La noción de Hannah Arendt sobre la banalidad del mal no se centra solamente en los actos de maldad planificada y activa, sino que también incluye una complicidad pasiva que resulta de una indiferencia estructural de una sociedad que ha optado por abandonar el pensar. La exclusión de las personas con discapacidad puede verse como un ejemplo contemporáneo de esta dinámica. Al respecto, Michel Foucault, en su obra “Vigilar y castigar” (1975), expone cómo las instituciones disciplinarias moldean y controlan los cuerpos que “no encajan” en la norma de cada época, clasificándolos como “anormales” y relegándolos a la periferia social.

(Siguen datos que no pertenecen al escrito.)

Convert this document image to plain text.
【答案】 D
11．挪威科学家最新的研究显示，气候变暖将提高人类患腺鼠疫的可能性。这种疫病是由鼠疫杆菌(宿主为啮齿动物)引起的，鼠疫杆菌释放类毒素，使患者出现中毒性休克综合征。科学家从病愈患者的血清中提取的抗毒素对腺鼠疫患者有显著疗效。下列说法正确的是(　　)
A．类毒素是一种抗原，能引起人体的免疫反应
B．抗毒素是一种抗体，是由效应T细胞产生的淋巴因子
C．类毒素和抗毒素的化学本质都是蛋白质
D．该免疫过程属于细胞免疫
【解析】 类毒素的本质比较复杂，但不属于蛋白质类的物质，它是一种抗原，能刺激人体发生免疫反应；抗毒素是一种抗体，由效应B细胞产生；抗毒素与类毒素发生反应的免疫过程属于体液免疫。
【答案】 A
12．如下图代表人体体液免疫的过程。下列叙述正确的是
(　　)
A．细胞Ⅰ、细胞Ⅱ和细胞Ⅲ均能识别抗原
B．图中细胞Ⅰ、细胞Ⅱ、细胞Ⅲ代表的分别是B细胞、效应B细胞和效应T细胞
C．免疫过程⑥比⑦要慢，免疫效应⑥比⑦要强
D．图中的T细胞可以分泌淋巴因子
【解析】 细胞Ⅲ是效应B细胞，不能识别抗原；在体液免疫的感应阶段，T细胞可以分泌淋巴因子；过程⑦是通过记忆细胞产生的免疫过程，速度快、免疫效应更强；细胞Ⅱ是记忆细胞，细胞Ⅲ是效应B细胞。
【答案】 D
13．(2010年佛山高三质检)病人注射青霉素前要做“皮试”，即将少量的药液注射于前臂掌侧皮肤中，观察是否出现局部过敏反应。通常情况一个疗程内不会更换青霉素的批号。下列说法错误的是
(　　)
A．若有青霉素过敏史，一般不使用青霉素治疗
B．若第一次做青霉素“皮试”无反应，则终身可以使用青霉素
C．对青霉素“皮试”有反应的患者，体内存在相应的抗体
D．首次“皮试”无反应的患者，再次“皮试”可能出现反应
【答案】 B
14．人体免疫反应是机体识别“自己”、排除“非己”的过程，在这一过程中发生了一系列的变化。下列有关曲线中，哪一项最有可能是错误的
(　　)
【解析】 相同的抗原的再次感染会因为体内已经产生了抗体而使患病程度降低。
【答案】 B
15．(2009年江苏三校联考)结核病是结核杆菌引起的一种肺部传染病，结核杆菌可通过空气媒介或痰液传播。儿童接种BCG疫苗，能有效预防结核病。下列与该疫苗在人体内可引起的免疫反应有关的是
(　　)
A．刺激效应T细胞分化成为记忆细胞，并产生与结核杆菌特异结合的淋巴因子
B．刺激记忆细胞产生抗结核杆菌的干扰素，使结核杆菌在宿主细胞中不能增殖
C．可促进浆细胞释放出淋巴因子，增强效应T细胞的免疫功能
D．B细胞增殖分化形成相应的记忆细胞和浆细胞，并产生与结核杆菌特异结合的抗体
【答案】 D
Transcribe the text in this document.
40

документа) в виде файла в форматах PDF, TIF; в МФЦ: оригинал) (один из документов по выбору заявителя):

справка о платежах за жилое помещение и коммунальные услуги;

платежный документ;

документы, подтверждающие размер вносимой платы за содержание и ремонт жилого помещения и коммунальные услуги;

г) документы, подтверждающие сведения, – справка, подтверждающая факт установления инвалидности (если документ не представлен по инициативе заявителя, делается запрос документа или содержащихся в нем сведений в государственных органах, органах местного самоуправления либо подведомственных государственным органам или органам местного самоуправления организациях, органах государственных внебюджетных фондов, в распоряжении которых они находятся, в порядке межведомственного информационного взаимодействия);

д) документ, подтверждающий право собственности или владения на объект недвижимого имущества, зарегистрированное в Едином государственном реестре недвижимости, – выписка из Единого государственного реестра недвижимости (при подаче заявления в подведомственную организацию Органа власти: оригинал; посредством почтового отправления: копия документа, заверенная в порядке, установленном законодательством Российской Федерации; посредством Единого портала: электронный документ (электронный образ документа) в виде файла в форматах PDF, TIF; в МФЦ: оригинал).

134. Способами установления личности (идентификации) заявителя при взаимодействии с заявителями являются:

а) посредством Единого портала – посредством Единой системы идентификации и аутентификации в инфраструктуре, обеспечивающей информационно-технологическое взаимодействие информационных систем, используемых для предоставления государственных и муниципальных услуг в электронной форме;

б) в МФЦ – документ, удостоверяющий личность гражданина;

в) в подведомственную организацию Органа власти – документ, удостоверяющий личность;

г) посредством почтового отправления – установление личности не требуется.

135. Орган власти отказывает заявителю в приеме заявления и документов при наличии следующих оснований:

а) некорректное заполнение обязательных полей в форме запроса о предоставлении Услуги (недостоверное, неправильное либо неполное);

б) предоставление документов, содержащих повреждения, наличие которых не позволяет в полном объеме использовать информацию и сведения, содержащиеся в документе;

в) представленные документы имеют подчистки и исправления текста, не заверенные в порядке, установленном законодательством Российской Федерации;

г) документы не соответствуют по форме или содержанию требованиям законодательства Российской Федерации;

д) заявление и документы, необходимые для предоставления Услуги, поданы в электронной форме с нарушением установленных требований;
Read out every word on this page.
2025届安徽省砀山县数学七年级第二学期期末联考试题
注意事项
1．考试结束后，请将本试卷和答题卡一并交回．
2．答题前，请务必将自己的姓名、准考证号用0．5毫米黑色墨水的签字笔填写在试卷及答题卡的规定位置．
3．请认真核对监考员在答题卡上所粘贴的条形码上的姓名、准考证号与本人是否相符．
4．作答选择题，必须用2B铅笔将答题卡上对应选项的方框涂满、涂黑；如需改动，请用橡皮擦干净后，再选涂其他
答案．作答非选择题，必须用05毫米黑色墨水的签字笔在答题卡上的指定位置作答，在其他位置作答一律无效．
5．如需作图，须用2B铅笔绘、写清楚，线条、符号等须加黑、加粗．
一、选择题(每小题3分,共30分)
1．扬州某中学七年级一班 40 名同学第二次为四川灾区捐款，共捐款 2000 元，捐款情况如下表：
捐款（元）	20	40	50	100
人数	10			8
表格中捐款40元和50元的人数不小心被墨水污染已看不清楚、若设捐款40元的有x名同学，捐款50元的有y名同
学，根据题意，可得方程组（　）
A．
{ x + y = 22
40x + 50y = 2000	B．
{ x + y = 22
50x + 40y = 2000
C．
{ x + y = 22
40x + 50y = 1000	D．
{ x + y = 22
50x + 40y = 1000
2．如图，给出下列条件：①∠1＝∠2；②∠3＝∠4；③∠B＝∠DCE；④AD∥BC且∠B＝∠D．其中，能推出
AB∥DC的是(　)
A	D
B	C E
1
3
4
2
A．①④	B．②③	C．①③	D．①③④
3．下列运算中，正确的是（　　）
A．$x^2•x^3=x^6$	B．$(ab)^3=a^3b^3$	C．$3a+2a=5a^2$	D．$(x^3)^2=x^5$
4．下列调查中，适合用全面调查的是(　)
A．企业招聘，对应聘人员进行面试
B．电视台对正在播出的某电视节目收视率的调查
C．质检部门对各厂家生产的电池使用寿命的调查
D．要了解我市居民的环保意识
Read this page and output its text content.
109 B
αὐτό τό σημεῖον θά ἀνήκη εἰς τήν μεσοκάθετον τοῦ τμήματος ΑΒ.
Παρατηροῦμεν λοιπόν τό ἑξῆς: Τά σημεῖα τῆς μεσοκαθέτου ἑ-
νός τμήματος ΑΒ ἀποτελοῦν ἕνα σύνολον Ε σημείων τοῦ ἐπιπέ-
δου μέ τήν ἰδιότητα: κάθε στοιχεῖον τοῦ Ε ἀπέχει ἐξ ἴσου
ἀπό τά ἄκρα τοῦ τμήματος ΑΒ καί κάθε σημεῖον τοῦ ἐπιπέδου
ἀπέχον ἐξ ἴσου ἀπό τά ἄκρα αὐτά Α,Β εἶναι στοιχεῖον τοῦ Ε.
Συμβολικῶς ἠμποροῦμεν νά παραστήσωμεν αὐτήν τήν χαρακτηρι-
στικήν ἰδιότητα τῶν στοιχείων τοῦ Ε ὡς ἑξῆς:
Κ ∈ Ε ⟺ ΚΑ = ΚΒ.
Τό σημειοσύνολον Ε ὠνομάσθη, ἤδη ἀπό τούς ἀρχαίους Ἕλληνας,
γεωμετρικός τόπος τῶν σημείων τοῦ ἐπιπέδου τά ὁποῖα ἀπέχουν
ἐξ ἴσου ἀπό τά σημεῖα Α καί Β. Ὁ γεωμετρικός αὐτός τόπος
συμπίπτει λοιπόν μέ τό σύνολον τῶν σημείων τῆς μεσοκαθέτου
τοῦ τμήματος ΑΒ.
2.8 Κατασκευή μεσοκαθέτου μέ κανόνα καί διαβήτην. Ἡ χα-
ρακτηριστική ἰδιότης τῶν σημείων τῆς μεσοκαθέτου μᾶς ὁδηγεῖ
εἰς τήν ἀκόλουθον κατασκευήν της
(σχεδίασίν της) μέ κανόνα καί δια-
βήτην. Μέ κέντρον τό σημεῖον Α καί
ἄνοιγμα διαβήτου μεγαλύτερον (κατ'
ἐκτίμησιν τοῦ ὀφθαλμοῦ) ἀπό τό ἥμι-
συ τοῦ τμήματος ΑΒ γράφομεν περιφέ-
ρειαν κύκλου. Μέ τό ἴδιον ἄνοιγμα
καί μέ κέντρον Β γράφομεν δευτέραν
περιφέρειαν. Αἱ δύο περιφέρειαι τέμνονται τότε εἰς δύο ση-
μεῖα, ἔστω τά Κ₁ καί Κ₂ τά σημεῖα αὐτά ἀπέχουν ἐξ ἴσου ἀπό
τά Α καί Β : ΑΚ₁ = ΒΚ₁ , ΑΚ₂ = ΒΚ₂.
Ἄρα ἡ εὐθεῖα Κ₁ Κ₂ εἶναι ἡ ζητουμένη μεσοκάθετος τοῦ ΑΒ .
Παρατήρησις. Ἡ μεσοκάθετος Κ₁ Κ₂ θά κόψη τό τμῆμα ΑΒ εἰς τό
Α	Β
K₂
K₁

Esta marginalización que señala Foucault, no es física, sino simbólica, negando la dignidad de aquellos que son etiquetados como diferentes. En este marco, la burocratización de la discriminación hacia las personas con discapacidad puede verse con claridad en políticas que, aunque no explícitamente maliciosas, perpetúan la exclusión. Un claro ejemplo de ello es la evidente falta de accesibilidad en el transporte público o en los espacios laborales, situaciones que supuestamente no son el resultado de decisiones conscientes de exclusión, sino de una normalización de la inacción basada en la patética forma de vida imperante que versa: “como no me pasa a mí, no me interesa”. Así nos va…
Por su parte, Zygmunt Bauman sostuvo en su obra “Modernidad y holocausto” (1989) que la “distancia moral se incrementa cuando la responsabilidad se difumina en sistemas complejos”, indicando con ello cómo las sociedades modernas, a través de su organización burocrática y tecnológica, facilitan actos de extrema crueldad al diluir la responsabilidad individual. Según Bauman, deberíamos pensar un poco más cómo esta maquinaria social puede convertir acciones profundamente inmorales en simples procedimientos administrativos, ejecutados sin reflexión ética.
En el contexto puntual de la discriminación hacia las personas con discapacidades, esta “distancia moral” se manifiesta en la manera en que las estructuras sociales y políticas perpetúan la exclusión, por ejemplo, en las decisiones que mantienen políticas que no contemplan las necesidades específicas de las personas que requieren de asistencia que, generalmente, son justificadas como limitaciones presupuestarias o técnicas, transfiriendo la responsabilidad al “sistema”.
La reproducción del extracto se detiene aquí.